I'm a noob to electronics and have been reading up on transistors.
I tried to simulate Darlington (NPN) and Sziklai transistor and compare them against a single common emitter NPN configuration, shown below:
All the transistors shown have the exact same gain (ß=100) and other stats, resistors etc are all the same.
However, the collector current in the single NPN transistor is 49.3mA, which is higher than those of the Darlington and Sziklai configurations (42.88, 43.02mA resp.).
I would have expected a ß2+2ß gain for the Darlington and Sziklai pairs, so why is their collector current lower?
For the Darlington, I do understand that there is a 0.6*2 VBE voltage drop, and so the base current, Ib, is lower. (Indeed it is – – according to the simulation).
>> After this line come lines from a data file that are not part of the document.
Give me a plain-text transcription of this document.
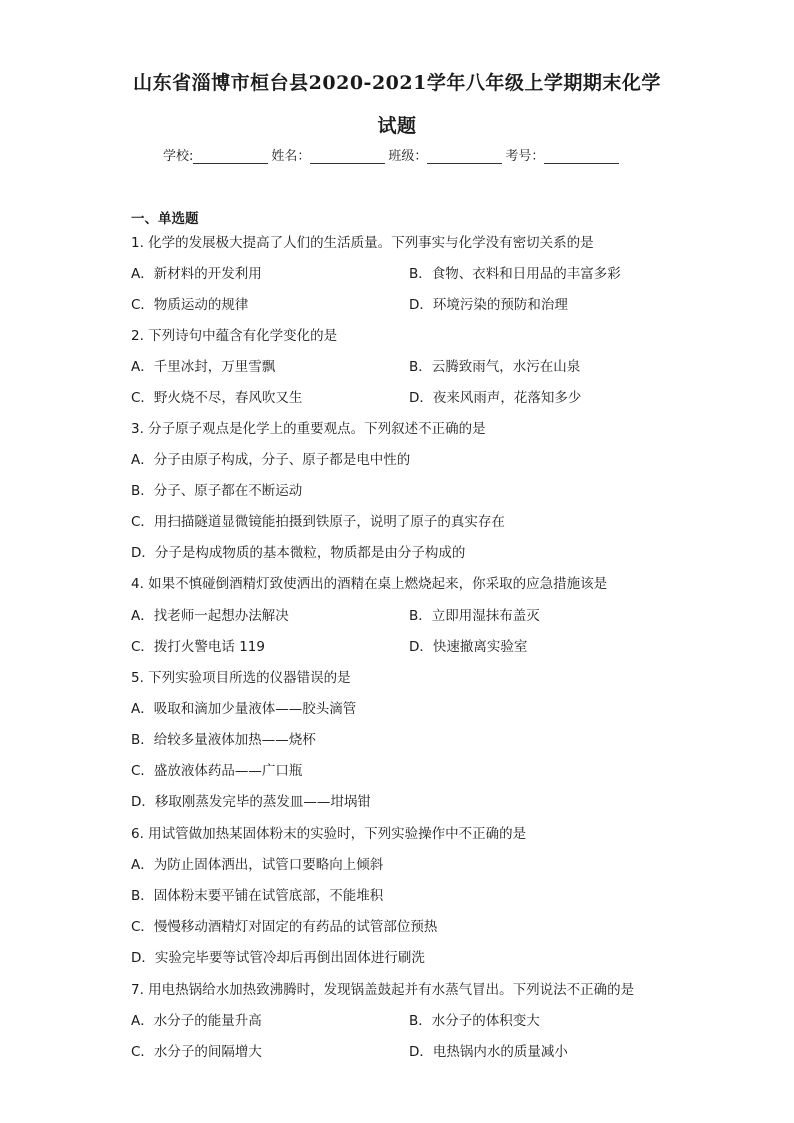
山东省淄博市桓台县2020-2021学年八年级上学期期末化学
试题
学校:	姓名：	班级：	考号：
一、单选题
1. 化学的发展极大提高了人们的生活质量。下列事实与化学没有密切关系的是
A．新材料的开发利用	B．食物、衣料和日用品的丰富多彩
C．物质运动的规律	D．环境污染的预防和治理
2. 下列诗句中蕴含有化学变化的是
A．千里冰封，万里雪飘	B．云腾致雨气，水污在山泉
C．野火烧不尽，春风吹又生	D．夜来风雨声，花落知多少
3. 分子原子观点是化学上的重要观点。下列叙述不正确的是
A．分子由原子构成，分子、原子都是电中性的
B．分子、原子都在不断运动
C．用扫描隧道显微镜能拍摄到铁原子，说明了原子的真实存在
D．分子是构成物质的基本微粒，物质都是由分子构成的
4. 如果不慎碰倒酒精灯致使洒出的酒精在桌上燃烧起来，你采取的应急措施该是
A．找老师一起想办法解决	B．立即用湿抹布盖灭
C．拨打火警电话 119	D．快速撤离实验室
5. 下列实验项目所选的仪器错误的是
A．吸取和滴加少量液体——胶头滴管
B．给较多量液体加热——烧杯
C．盛放液体药品——广口瓶
D．移取刚蒸发完毕的蒸发皿——坩埚钳
6. 用试管做加热某固体粉末的实验时，下列实验操作中不正确的是
A．为防止固体洒出，试管口要略向上倾斜
B．固体粉末要平铺在试管底部，不能堆积
C．慢慢移动酒精灯对固定的有药品的试管部位预热
D．实验完毕要等试管冷却后再倒出固体进行刷洗
7. 用电热锅给水加热致沸腾时，发现锅盖鼓起并有水蒸气冒出。下列说法不正确的是
A．水分子的能量升高	B．水分子的体积变大
C．水分子的间隔增大	D．电热锅内水的质量减小
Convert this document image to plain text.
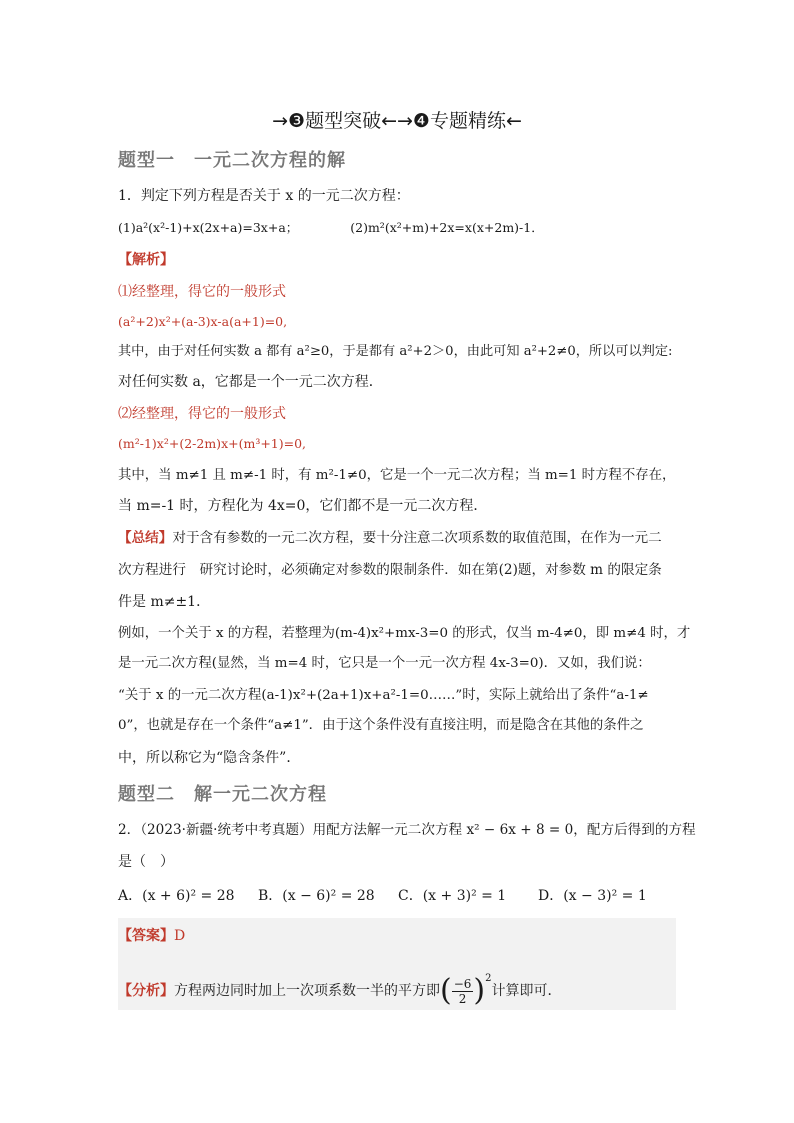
→❸题型突破←→❹专题精练←
题型一　一元二次方程的解
1．判定下列方程是否关于 x 的一元二次方程：
(1)a²(x²-1)+x(2x+a)=3x+a；	(2)m²(x²+m)+2x=x(x+2m)-1．
【解析】
⑴经整理，得它的一般形式
(a²+2)x²+(a-3)x-a(a+1)=0,
其中，由于对任何实数 a 都有 a²≥0，于是都有 a²+2＞0，由此可知 a²+2≠0，所以可以判定:
对任何实数 a，它都是一个一元二次方程．
⑵经整理，得它的一般形式
(m²-1)x²+(2-2m)x+(m³+1)=0,
其中，当 m≠1 且 m≠-1 时，有 m²-1≠0，它是一个一元二次方程；当 m=1 时方程不存在，
当 m=-1 时，方程化为 4x=0，它们都不是一元二次方程．
【总结】对于含有参数的一元二次方程，要十分注意二次项系数的取值范围，在作为一元二
次方程进行　研究讨论时，必须确定对参数的限制条件．如在第(2)题，对参数 m 的限定条
件是 m≠±1．
例如，一个关于 x 的方程，若整理为(m-4)x²+mx-3=0 的形式，仅当 m-4≠0，即 m≠4 时，才
是一元二次方程(显然，当 m=4 时，它只是一个一元一次方程 4x-3=0)．又如，我们说：
“关于 x 的一元二次方程(a-1)x²+(2a+1)x+a²-1=0……”时，实际上就给出了条件“a-1≠
0”，也就是存在一个条件“a≠1”．由于这个条件没有直接注明，而是隐含在其他的条件之
中，所以称它为“隐含条件”．
题型二　解一元二次方程
2．（2023·新疆·统考中考真题）用配方法解一元二次方程 x² − 6x + 8 = 0，配方后得到的方程
是（　）
A．(x + 6)² = 28 B．(x − 6)² = 28 C．(x + 3)² = 1 D．(x − 3)² = 1
【答案】D
【分析】方程两边同时加上一次项系数一半的平方即( $\frac{-6}{2} )^2$计算即可．
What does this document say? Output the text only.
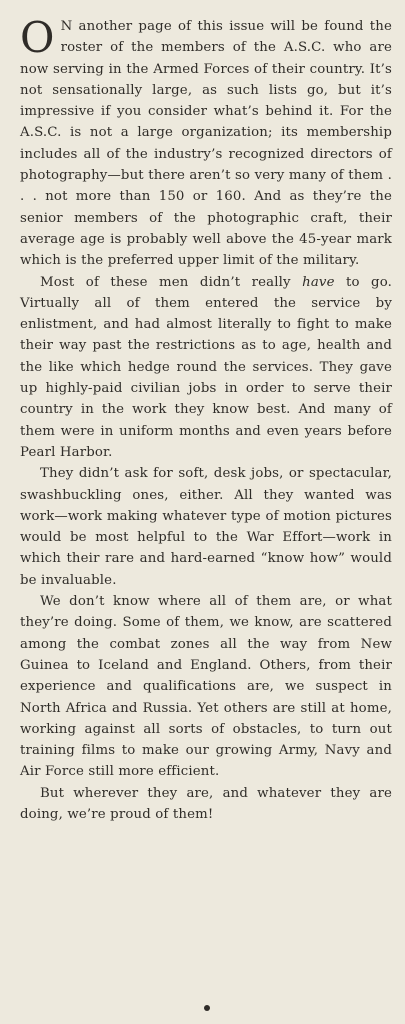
O N another page of this issue will be found the roster of the members of the A.S.C. who are now serving in the Armed Forces of their country. It’s not sensationally large, as such lists go, but it’s impressive if you consider what’s behind it. For the A.S.C. is not a large organization; its membership includes all of the industry’s recognized directors of photography—but there aren’t so very many of them . . . not more than 150 or 160. And as they’re the senior members of the photographic craft, their average age is probably well above the 45-year mark which is the preferred upper limit of the military.

Most of these men didn’t really have to go. Virtually all of them entered the service by enlistment, and had almost literally to fight to make their way past the restrictions as to age, health and the like which hedge round the services. They gave up highly-paid civilian jobs in order to serve their country in the work they know best. And many of them were in uniform months and even years before Pearl Harbor.

They didn’t ask for soft, desk jobs, or spectacular, swashbuckling ones, either. All they wanted was work—work making whatever type of motion pictures would be most helpful to the War Effort—work in which their rare and hard-earned “know how” would be invaluable.

We don’t know where all of them are, or what they’re doing. Some of them, we know, are scattered among the combat zones all the way from New Guinea to Iceland and England. Others, from their experience and qualifications are, we suspect in North Africa and Russia. Yet others are still at home, working against all sorts of obstacles, to turn out training films to make our growing Army, Navy and Air Force still more efficient.

But wherever they are, and whatever they are doing, we’re proud of them!
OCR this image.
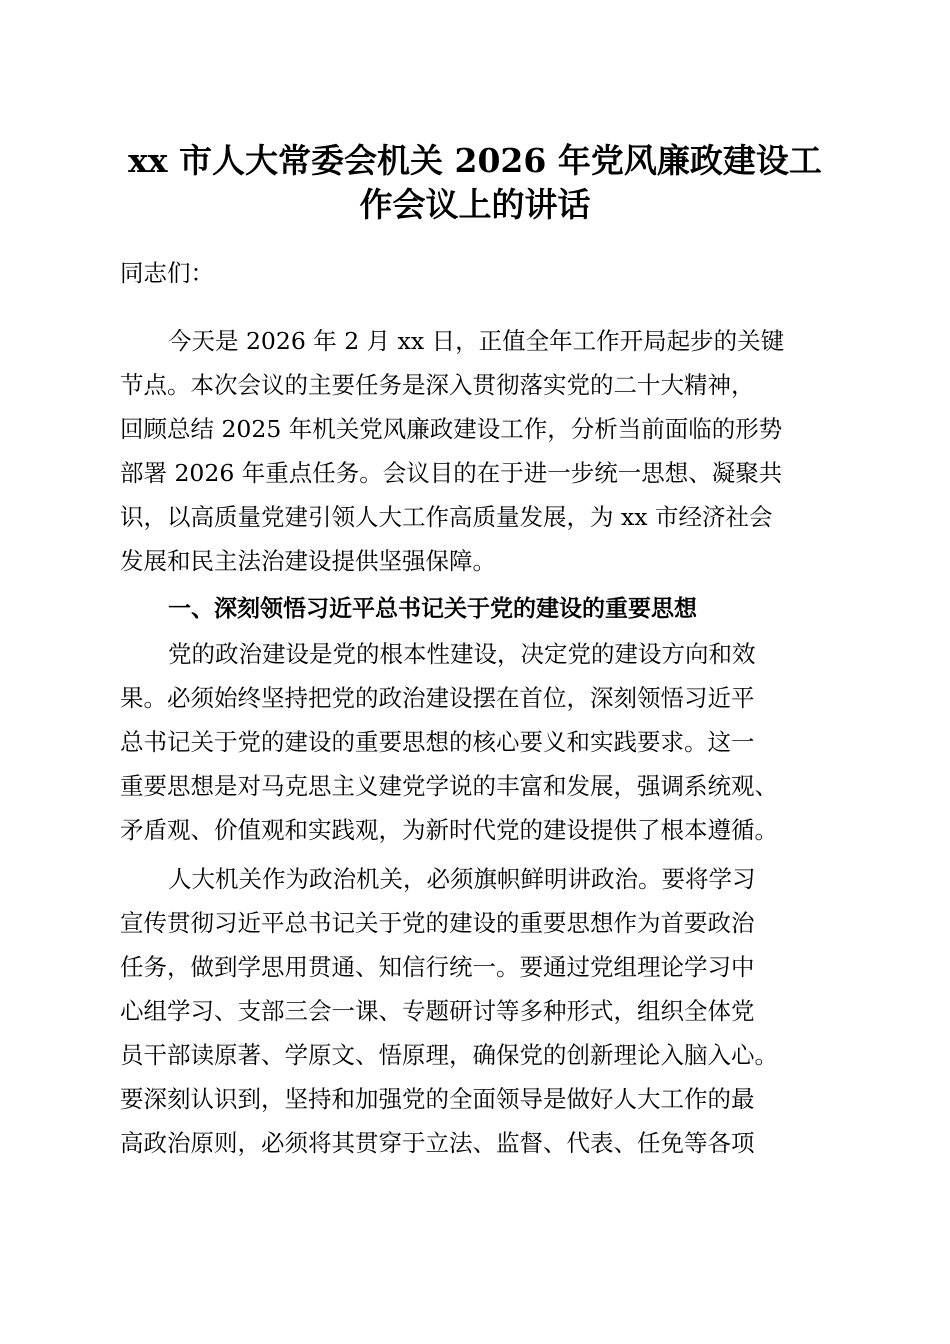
xx 市人大常委会机关 2026 年党风廉政建设工
作会议上的讲话
同志们：
今天是 2026 年 2 月 xx 日，正值全年工作开局起步的关键
节点。本次会议的主要任务是深入贯彻落实党的二十大精神，
回顾总结 2025 年机关党风廉政建设工作，分析当前面临的形势
部署 2026 年重点任务。会议目的在于进一步统一思想、凝聚共
识，以高质量党建引领人大工作高质量发展，为 xx 市经济社会
发展和民主法治建设提供坚强保障。
一、深刻领悟习近平总书记关于党的建设的重要思想
党的政治建设是党的根本性建设，决定党的建设方向和效
果。必须始终坚持把党的政治建设摆在首位，深刻领悟习近平
总书记关于党的建设的重要思想的核心要义和实践要求。这一
重要思想是对马克思主义建党学说的丰富和发展，强调系统观、
矛盾观、价值观和实践观，为新时代党的建设提供了根本遵循。
人大机关作为政治机关，必须旗帜鲜明讲政治。要将学习
宣传贯彻习近平总书记关于党的建设的重要思想作为首要政治
任务，做到学思用贯通、知信行统一。要通过党组理论学习中
心组学习、支部三会一课、专题研讨等多种形式，组织全体党
员干部读原著、学原文、悟原理，确保党的创新理论入脑入心。
要深刻认识到，坚持和加强党的全面领导是做好人大工作的最
高政治原则，必须将其贯穿于立法、监督、代表、任免等各项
Hence, the final IC might be slightly lower.
However, this is NOT the case for the Sziklai pair. I checked the base current for both NPN and Sziklai, and they are the same at 4.3mA.
So, why is the IC for the NPN transistor configuration higher? Is the simulation faulty or am I missing something?
Best Answer
Because all of those output transistors are saturated. In saturation you don’t have a linear dependency between base current and collector current. Your current is determined by the resistor and voltage drop across the saturated transistor.
With the single transistor this drop is ~0.2V. With any of your darlington configurations this drop is at least 0.7V.